Example 2: Optimising stringency to prevent labelling of irrelevant cells

Two populations of EpCAM-expressing cells were made. Some expressed the anti-EpCAM antibodies, while others instead expressed green fluorescence protein (GFP). Cells were mixed at different ratios (always with the antibody-expressing cells in the minority), incubated for different times, fixed and surface-bound antibody was visualised by staining in the red channel. The small number of cells expressing the antibody invariably labelled themselves first, giving rise to cells in the lower right hand quadrant of the flow cytometry plot (cells were red but not green, indicating that the antibody-producing cells were labelled before the irrelevant cells).

The results are shown in Figure 2. Even at a dilution of 1 : 125, an appreciable number of cells appear in the lower right quadrant, representing cells expressing antibodies that bind the cell-surface antigen. Example 3: Production of antibodies to DRD1

In this example, the target polypeptide (bait) is DRD1 ; this is expressed in CHO cells (see Figure 3 for an overview). A retrovirus transfer vector is used to clone the target polypeptide (bait) construct and the antibody libraries into the CHO cells.

The target polypeptide (bait) cell lines are produced by using the retrovirus system to integrate the gene for the target polypeptide (bait) into the host cell (CHO) genome along with a selectable marker (see Figure 4). The target polypeptide construct also contains the gene for the Tet repressor (TetR). Target polypeptide (bait) expression is driven by a doxycycline-inducible promoter.

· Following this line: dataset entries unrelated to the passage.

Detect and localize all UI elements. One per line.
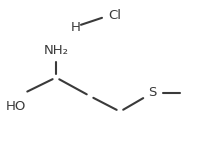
Text: HO: HO xyxy=(6,100,26,113)
Text: Cl: Cl xyxy=(108,9,121,22)
Text: NH₂: NH₂ xyxy=(44,44,68,57)
Text: H: H xyxy=(71,21,81,34)
Text: S: S xyxy=(148,86,156,100)
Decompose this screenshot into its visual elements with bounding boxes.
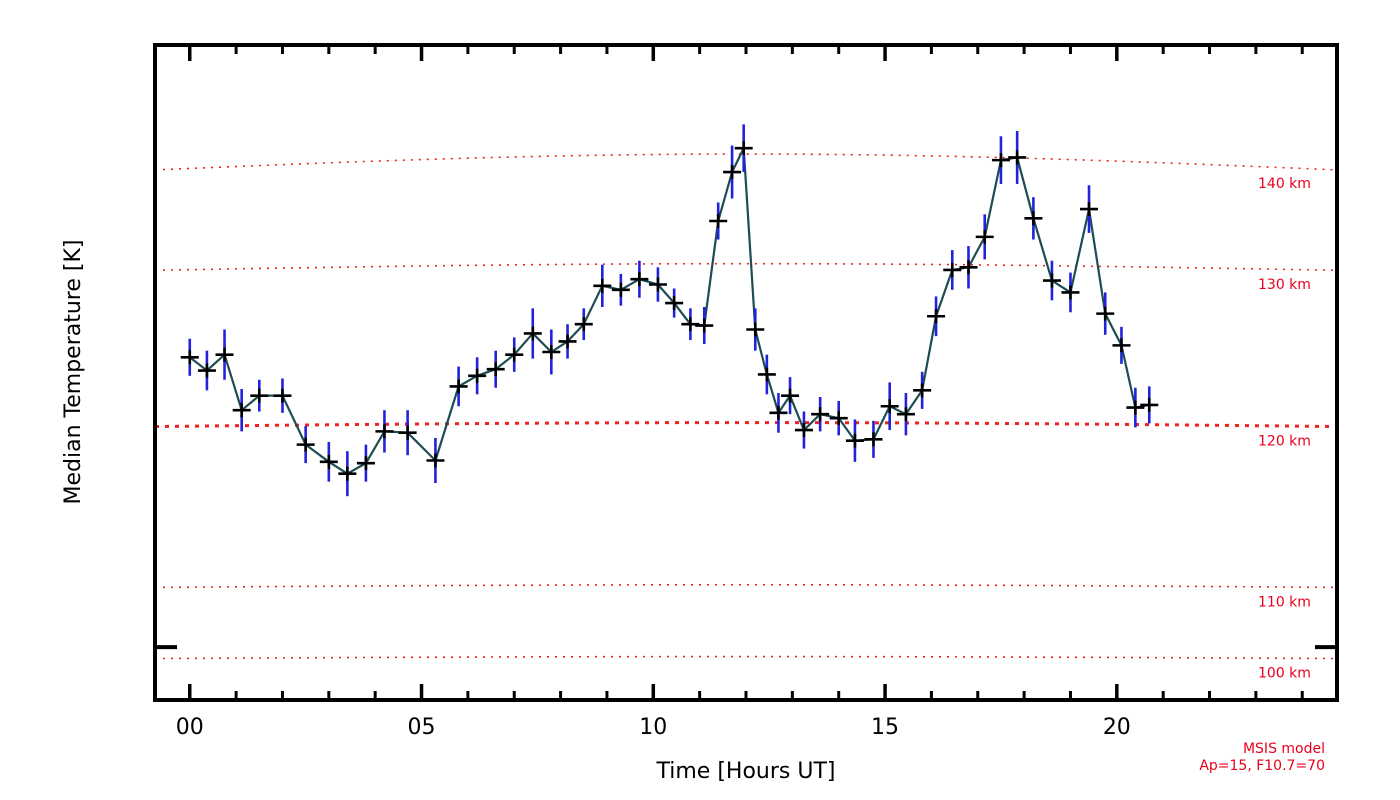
reference-line-120-km (154, 421, 1338, 429)
reference-line-110-km (154, 583, 1338, 589)
altitude-label-130-km: 130 km (1258, 277, 1311, 293)
reference-line-100-km (154, 655, 1338, 660)
tick-labels: 00 05 10 15 20 (176, 715, 1131, 740)
x-tick-label: 15 (871, 715, 899, 740)
x-axis-label: Time [Hours UT] (656, 759, 836, 784)
x-tick-label: 20 (1103, 715, 1131, 740)
altitude-label-100-km: 100 km (1258, 665, 1311, 681)
reference-line-130-km (154, 262, 1338, 272)
x-tick-label: 05 (408, 715, 436, 740)
reference-line-140-km (154, 153, 1338, 171)
x-tick-label: 00 (176, 715, 204, 740)
data-series-layer (180, 124, 1159, 497)
msis-model-note-line1: MSIS model (1243, 741, 1325, 757)
altitude-label-110-km: 110 km (1258, 594, 1311, 610)
y-axis-label: Median Temperature [K] (61, 240, 86, 505)
msis-altitude-lines (154, 153, 1338, 660)
msis-model-note-line2: Ap=15, F10.7=70 (1199, 758, 1325, 774)
altitude-label-140-km: 140 km (1258, 176, 1311, 192)
data-point-markers (180, 141, 1159, 481)
altitude-labels: 100 km 110 km 120 km 130 km 140 km (1258, 176, 1311, 681)
altitude-label-120-km: 120 km (1258, 433, 1311, 449)
x-tick-label: 10 (639, 715, 667, 740)
axis-frame (153, 43, 1339, 702)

A library of retrovirus particles encoding a cDNA-based library of human scFv sequences of human-like scFv sequences is used to infect the CHO cells. For the scFv libraries, the retrovirus transfer vector is modified to contain a constitutive promoter (SFFV) and the flanking regions of the scFv antibody subunits (see Figure 5). Each scFV also includes a HA tag.

After a 24-hour incubation period, the cells are stained with a fluorescently- labelled anti HA-tag antibody and analysed by flow cytometry to determine which cells had self-labelled their membrane DRD1 with a scFV antibody.